Elastic has delivered Elastic Stack 7.3, which includes some very cool new features such as data frames, anomaly detection, elastic maps, and more. Check out all the highlights of the latest release below.
Elastic Stack 7.3 highlights
- Data frames: a new feature that allows users to pivot their Elasticsearch data on the fly to create live entity-centric indexes. It’s an exciting feature that opens the door to a new world of analysis, including new machine learning analysis — like outlier detection (which was added as an experimental feature in 7.3), clustering, classification, and more. For example, imagine you want to look for suspicious IP addresses in your web server logs. You might want to look at how many requests were made, the response codes, and the total data transferred for each IP address. Data frames allow you to create a new entity-centric index with a document per unique IP address that tracks each metric of interest — in this case, total requests, count per response status, and the sum of bytes transferred. The icing on top is that data frames support continuous processing, which means that this transformed entity-centric index is automatically updated as new documents are added to the input Index. These live pivots are just the first set of transformations enabled by data frames, and Elastic plans to introduce more in the future that extend the data frames concept to even more use cases.

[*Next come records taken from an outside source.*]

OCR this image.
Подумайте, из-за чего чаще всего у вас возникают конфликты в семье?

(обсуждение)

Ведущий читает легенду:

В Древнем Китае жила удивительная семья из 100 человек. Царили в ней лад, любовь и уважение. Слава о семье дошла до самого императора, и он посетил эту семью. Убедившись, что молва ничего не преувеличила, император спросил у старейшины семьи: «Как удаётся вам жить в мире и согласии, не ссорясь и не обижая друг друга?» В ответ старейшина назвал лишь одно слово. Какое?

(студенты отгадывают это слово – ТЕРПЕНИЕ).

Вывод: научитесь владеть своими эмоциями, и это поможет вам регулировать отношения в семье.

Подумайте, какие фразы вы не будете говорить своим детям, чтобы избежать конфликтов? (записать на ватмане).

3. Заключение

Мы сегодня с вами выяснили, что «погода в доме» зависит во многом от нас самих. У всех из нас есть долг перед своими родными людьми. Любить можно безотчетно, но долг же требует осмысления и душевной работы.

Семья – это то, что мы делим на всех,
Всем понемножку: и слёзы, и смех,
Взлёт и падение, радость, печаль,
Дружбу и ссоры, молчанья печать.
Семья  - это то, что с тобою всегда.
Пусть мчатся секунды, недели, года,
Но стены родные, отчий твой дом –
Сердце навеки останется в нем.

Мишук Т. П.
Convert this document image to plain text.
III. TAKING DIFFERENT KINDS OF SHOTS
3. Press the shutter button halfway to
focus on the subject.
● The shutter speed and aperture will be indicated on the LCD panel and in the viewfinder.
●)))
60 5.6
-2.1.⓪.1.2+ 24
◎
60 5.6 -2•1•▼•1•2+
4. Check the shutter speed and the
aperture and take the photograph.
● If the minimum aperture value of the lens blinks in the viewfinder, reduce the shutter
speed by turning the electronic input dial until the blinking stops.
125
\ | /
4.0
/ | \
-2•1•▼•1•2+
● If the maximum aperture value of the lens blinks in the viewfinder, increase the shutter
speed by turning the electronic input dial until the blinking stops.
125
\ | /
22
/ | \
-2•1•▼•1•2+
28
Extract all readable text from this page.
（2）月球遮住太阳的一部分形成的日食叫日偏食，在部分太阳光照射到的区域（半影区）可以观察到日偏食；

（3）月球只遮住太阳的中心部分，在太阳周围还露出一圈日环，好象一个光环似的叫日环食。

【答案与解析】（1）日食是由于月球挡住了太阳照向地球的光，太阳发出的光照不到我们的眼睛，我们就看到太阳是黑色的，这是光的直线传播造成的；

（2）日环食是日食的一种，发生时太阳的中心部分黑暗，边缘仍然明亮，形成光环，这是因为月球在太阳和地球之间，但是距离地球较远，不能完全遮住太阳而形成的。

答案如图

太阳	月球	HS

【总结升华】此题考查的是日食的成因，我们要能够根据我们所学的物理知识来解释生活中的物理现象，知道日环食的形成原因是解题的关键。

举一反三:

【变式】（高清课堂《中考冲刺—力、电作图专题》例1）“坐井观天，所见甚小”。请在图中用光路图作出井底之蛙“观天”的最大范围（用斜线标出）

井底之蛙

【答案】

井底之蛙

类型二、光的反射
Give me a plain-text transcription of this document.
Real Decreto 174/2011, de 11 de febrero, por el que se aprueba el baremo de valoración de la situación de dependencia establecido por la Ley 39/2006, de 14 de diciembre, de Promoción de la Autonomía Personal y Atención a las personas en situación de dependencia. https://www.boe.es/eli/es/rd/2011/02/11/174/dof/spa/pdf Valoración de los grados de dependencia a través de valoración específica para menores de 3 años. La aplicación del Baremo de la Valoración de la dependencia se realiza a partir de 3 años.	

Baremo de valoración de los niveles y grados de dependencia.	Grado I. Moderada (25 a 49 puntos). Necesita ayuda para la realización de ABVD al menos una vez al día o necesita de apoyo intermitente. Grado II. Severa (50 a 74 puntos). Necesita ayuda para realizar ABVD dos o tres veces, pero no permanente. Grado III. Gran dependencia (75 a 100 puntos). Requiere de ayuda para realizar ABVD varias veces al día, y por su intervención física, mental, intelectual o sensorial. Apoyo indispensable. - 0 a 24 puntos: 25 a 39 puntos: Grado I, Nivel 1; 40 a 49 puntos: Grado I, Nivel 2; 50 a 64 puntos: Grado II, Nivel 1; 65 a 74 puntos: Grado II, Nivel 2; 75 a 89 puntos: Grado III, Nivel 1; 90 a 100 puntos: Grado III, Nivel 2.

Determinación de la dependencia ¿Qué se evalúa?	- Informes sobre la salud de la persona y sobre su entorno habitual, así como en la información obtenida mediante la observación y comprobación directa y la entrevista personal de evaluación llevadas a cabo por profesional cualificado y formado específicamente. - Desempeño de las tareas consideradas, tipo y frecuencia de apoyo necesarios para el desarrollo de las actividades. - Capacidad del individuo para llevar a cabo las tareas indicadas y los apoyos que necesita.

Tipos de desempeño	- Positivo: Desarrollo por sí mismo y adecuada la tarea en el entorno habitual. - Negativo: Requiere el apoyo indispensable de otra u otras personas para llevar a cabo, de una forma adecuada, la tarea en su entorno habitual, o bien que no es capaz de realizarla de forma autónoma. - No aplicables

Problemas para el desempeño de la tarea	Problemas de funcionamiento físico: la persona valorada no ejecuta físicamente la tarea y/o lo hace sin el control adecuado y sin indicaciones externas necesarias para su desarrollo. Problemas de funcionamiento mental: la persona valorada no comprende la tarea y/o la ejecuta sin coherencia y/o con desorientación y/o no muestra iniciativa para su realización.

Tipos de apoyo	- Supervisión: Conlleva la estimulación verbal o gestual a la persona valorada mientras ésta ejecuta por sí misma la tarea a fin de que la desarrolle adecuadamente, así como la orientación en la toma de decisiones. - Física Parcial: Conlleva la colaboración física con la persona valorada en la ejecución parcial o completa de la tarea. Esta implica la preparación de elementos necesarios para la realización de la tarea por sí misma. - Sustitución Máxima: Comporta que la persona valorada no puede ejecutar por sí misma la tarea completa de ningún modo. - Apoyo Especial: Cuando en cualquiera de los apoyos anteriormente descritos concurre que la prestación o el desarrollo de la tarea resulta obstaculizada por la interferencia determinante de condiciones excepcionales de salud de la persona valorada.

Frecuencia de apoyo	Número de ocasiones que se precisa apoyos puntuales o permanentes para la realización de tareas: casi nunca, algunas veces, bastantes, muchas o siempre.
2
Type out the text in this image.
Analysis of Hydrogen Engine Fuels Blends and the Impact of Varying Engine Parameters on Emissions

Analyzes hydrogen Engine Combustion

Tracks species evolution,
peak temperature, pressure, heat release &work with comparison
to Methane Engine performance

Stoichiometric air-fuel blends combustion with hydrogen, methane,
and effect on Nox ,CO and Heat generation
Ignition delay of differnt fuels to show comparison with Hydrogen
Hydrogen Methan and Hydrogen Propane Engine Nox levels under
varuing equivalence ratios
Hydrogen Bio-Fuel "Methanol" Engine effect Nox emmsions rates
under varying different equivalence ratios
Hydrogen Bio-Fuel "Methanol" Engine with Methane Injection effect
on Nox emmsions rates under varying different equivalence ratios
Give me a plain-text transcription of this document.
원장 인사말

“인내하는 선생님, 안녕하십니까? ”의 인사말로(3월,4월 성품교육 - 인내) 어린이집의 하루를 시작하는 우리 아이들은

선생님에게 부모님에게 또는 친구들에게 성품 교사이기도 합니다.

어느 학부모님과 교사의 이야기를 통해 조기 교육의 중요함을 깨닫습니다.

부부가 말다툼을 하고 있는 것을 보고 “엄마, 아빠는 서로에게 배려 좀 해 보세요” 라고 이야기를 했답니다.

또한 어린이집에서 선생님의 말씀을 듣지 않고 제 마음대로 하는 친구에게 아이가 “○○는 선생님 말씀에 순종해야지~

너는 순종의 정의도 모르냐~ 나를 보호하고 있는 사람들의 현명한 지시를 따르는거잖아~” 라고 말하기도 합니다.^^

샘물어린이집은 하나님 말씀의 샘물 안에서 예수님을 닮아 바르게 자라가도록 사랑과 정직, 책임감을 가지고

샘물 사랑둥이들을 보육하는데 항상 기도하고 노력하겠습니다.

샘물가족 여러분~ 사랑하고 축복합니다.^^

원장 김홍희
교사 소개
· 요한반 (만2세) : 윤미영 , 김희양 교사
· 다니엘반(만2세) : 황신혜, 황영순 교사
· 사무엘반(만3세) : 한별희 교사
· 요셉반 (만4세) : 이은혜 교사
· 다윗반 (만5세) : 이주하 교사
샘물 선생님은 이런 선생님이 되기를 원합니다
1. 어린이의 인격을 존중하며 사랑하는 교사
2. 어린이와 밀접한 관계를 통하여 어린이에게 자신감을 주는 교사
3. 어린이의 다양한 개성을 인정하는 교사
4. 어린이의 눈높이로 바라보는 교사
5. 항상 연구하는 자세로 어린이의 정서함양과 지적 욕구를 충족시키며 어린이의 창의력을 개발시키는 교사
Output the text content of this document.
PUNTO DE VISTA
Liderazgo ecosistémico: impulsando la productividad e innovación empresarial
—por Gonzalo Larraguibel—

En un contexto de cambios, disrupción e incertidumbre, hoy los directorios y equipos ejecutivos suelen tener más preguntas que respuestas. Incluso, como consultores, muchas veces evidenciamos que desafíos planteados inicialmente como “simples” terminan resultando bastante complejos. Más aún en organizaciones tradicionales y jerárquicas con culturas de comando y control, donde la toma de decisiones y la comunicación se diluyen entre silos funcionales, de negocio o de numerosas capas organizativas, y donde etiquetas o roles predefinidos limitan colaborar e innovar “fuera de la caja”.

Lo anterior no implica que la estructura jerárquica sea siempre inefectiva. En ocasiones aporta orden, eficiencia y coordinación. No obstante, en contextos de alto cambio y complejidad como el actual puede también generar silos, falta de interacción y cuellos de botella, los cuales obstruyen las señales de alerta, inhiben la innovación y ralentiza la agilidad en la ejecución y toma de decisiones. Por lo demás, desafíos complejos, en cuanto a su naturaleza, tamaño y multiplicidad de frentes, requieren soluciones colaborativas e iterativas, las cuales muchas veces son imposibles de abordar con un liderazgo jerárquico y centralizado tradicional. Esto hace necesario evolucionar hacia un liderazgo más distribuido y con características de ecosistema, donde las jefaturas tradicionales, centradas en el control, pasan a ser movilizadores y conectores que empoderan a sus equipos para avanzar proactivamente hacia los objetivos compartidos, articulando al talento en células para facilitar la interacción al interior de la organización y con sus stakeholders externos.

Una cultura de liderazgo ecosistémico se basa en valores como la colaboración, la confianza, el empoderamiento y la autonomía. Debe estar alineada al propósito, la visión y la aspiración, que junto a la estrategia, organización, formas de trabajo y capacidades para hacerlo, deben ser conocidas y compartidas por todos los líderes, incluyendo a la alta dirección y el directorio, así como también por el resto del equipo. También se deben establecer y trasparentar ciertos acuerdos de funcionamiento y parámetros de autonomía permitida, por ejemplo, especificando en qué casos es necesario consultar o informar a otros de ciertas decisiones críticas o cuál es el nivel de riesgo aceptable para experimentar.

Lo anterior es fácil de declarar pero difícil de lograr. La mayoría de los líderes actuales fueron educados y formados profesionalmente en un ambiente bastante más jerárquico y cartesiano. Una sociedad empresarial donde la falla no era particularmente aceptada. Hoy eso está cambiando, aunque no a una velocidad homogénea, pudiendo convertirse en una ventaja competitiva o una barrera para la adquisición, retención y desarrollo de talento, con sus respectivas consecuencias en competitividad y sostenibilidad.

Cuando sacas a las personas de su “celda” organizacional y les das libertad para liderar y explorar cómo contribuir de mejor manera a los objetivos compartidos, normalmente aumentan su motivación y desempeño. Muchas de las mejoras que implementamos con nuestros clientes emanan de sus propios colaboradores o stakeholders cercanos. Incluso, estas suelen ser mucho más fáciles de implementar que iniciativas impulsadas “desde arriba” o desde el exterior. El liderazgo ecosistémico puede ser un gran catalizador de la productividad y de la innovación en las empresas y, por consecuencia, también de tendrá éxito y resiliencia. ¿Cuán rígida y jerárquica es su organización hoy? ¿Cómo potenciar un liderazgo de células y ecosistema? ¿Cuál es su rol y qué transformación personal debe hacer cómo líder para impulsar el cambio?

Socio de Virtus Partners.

- Anomaly Detection added to Elastic SIEM: Elastic is delivering on its promise to add more capabilities to the Elastic SIEM app, starting with anomaly detection. Elastic enhanced its threat detection and threat hunting workflows in Elastic SIEM by integrating its machine learning capabilities right into the SIEM app. Users can now easily enable and run a set of machine learning anomaly detection jobs designed to detect specific cyber attack behaviors, right from the SIEM app. The detected anomalies are conveniently displayed on the Hosts and Network views in the SIEM app.
- Elastic Maps is GA: Earlier this year, Elastic released a beta version of the Elastic Maps to address location or geotagged data that’s grown with the rise of sensor and telemetry tech, especially as all sorts of organizations are storing that data in Elasticsearch already. Elastic Maps is a more intuitive and interactive new way to visualize, explore and understand geospatial data. Users can layer data from different sources in a single map, for example, overlaying weather patterns and flight traffic in the same view to see the impact of weather conditions on flight paths in real-time. Or users can embed promotions and sales data on the same map to analyze the impact of promotion across retail locations. With the 7.3 release, Elastic Maps also adds several new features, the most exciting of which is the ability to upload features, shapes, and layers into maps from GeoJSON files. Other improvements include the ability to plot custom icons and visualizing last known location enhance the overall user experience.